Interestingly, she found that when it came to dysfunctional beliefs around sleep (for example, “I had a bad night of sleep, so I should go to bed earlier” or “I’ve had less sleep during the weekdays, I can make up for this by sleeping in on the weekends”), teens didn’t have them but the parents did.
“My main takeaway from this adolescent-parent dyad study was that whatever intervention gets developed, there's a family context component that needs to be addressed as well,” says Beck.
Where I would like to see my research going is using a wearable technology to address sleep issues in an effort to alleviate some of the high levels of anxiety and depression in adolescents.
Both Keys and Beck agree that nurses are a small, unique segment of sleep researchers nationally. But with genuine community and stakeholder engagement, meaningful changes can be made around sleep behaviour, impacting overall health.
“Nurses are always focused on finding an intervention, something to help people,” says Beck.
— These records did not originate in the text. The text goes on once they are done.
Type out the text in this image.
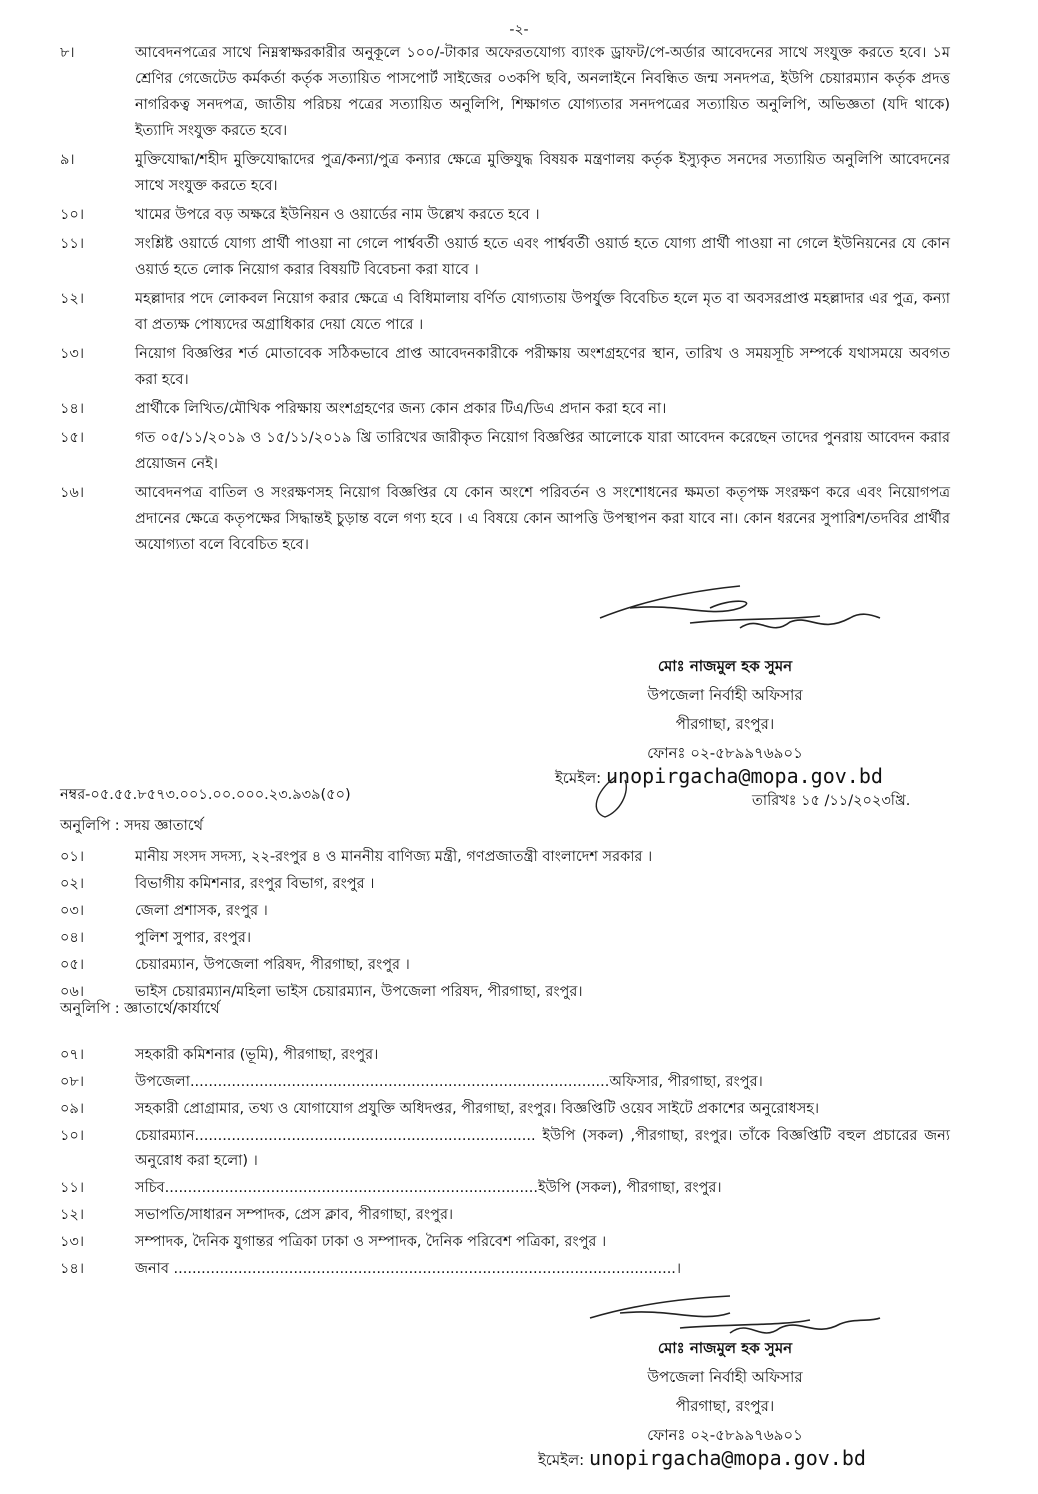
-২-
৮।	আবেদনপত্রের সাথে নিম্নস্বাক্ষরকারীর অনুকূলে ১০০/-টাকার অফেরতযোগ্য ব্যাংক ড্রাফট/পে-অর্ডার আবেদনের সাথে সংযুক্ত করতে হবে। ১ম শ্রেণির গেজেটেড কর্মকর্তা কর্তৃক সত্যায়িত পাসপোর্ট সাইজের ০৩কপি ছবি, অনলাইনে নিবন্ধিত জন্ম সনদপত্র, ইউপি চেয়ারম্যান কর্তৃক প্রদত্ত নাগরিকত্ব সনদপত্র, জাতীয় পরিচয় পত্রের সত্যায়িত অনুলিপি, শিক্ষাগত যোগ্যতার সনদপত্রের সত্যায়িত অনুলিপি, অভিজ্ঞতা (যদি থাকে) ইত্যাদি সংযুক্ত করতে হবে।
৯।	মুক্তিযোদ্ধা/শহীদ মুক্তিযোদ্ধাদের পুত্র/কন্যা/পুত্র কন্যার ক্ষেত্রে মুক্তিযুদ্ধ বিষয়ক মন্ত্রণালয় কর্তৃক ইস্যুকৃত সনদের সত্যায়িত অনুলিপি আবেদনের সাথে সংযুক্ত করতে হবে।
১০।	খামের উপরে বড় অক্ষরে ইউনিয়ন ও ওয়ার্ডের নাম উল্লেখ করতে হবে ।
১১।	সংশ্লিষ্ট ওয়ার্ডে যোগ্য প্রার্থী পাওয়া না গেলে পার্শ্ববর্তী ওয়ার্ড হতে এবং পার্শ্ববর্তী ওয়ার্ড হতে যোগ্য প্রার্থী পাওয়া না গেলে ইউনিয়নের যে কোন ওয়ার্ড হতে লোক নিয়োগ করার বিষয়টি বিবেচনা করা যাবে ।
১২।	মহল্লাদার পদে লোকবল নিয়োগ করার ক্ষেত্রে এ বিধিমালায় বর্ণিত যোগ্যতায় উপর্যুক্ত বিবেচিত হলে মৃত বা অবসরপ্রাপ্ত মহল্লাদার এর পুত্র, কন্যা বা প্রত্যক্ষ পোষ্যদের অগ্রাধিকার দেয়া যেতে পারে ।
১৩।	নিয়োগ বিজ্ঞপ্তির শর্ত মোতাবেক সঠিকভাবে প্রাপ্ত আবেদনকারীকে পরীক্ষায় অংশগ্রহণের স্থান, তারিখ ও সময়সূচি সম্পর্কে যথাসময়ে অবগত করা হবে।
১৪।	প্রার্থীকে লিখিত/মৌখিক পরিক্ষায় অংশগ্রহণের জন্য কোন প্রকার টিএ/ডিএ প্রদান করা হবে না।
১৫।	গত ০৫/১১/২০১৯ ও ১৫/১১/২০১৯ খ্রি তারিখের জারীকৃত নিয়োগ বিজ্ঞপ্তির আলোকে যারা আবেদন করেছেন তাদের পুনরায় আবেদন করার প্রয়োজন নেই।
১৬।	আবেদনপত্র বাতিল ও সংরক্ষণসহ নিয়োগ বিজ্ঞপ্তির যে কোন অংশে পরিবর্তন ও সংশোধনের ক্ষমতা কতৃপক্ষ সংরক্ষণ করে এবং নিয়োগপত্র প্রদানের ক্ষেত্রে কতৃপক্ষের সিদ্ধান্তই চুড়ান্ত বলে গণ্য হবে । এ বিষয়ে কোন আপত্তি উপস্থাপন করা যাবে না। কোন ধরনের সুপারিশ/তদবির প্রার্থীর অযোগ্যতা বলে বিবেচিত হবে।
মোঃ নাজমুল হক সুমন
উপজেলা নির্বাহী অফিসার
পীরগাছা, রংপুর।
ফোনঃ ০২-৫৮৯৯৭৬৯০১
ইমেইল: unopirgacha@mopa.gov.bd
নম্বর-০৫.৫৫.৮৫৭৩.০০১.০০.০০০.২৩.৯৩৯(৫০)	তারিখঃ ১৫ /১১/২০২৩খ্রি.
অনুলিপি : সদয় জ্ঞাতার্থে
০১।	মানীয় সংসদ সদস্য, ২২-রংপুর ৪ ও মাননীয় বাণিজ্য মন্ত্রী, গণপ্রজাতন্ত্রী বাংলাদেশ সরকার ।
০২।	বিভাগীয় কমিশনার, রংপুর বিভাগ, রংপুর ।
০৩।	জেলা প্রশাসক, রংপুর ।
০৪।	পুলিশ সুপার, রংপুর।
০৫।	চেয়ারম্যান, উপজেলা পরিষদ, পীরগাছা, রংপুর ।
০৬।	ভাইস চেয়ারম্যান/মহিলা ভাইস চেয়ারম্যান, উপজেলা পরিষদ, পীরগাছা, রংপুর।
অনুলিপি : জ্ঞাতার্থে/কার্যার্থে
০৭।	সহকারী কমিশনার (ভূমি), পীরগাছা, রংপুর।
০৮।	উপজেলা...........................................................................................অফিসার, পীরগাছা, রংপুর।
০৯।	সহকারী প্রোগ্রামার, তথ্য ও যোগাযোগ প্রযুক্তি অধিদপ্তর, পীরগাছা, রংপুর। বিজ্ঞপ্তিটি ওয়েব সাইটে প্রকাশের অনুরোধসহ।
১০।	চেয়ারম্যান.......................................................................... ইউপি (সকল) ,পীরগাছা, রংপুর। তাঁকে বিজ্ঞপ্তিটি বহুল প্রচারের জন্য অনুরোধ করা হলো) ।
১১।	সচিব.................................................................................ইউপি (সকল), পীরগাছা, রংপুর।
১২।	সভাপতি/সাধারন সম্পাদক, প্রেস ক্লাব, পীরগাছা, রংপুর।
১৩।	সম্পাদক, দৈনিক যুগান্তর পত্রিকা ঢাকা ও সম্পাদক, দৈনিক পরিবেশ পত্রিকা, রংপুর ।
১৪।	জনাব .............................................................................................................।
মোঃ নাজমুল হক সুমন
উপজেলা নির্বাহী অফিসার
পীরগাছা, রংপুর।
ফোনঃ ০২-৫৮৯৯৭৬৯০১
ইমেইল: unopirgacha@mopa.gov.bd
She says with nudging behaviour change in teens and getting them to buy into strategies that work for them, it’s critical those approaches are informed or developed with teens, for teens.
Keys concludes: “Sleep really is so interdisciplinary but I think the thing that nursing can add is the practical implementation piece: How can we actually implement this in people's actual lives and health services? We spend so much time with people and we use a lot of relational communication to help people figure out what they want to do.”
World Sleep Day is March 18, 2022. The annual event is intended to be a celebration of sleep and a call to action on important issues related to sleep, including medicine, education, social aspects and driving. It is organized by the World Sleep Day Committee of the World Sleep Society and aims to lessen the burden of sleep problems on society through better prevention and management of sleep disorders. The Canadian Sleep Society advocates for healthy sleep for all Canadians.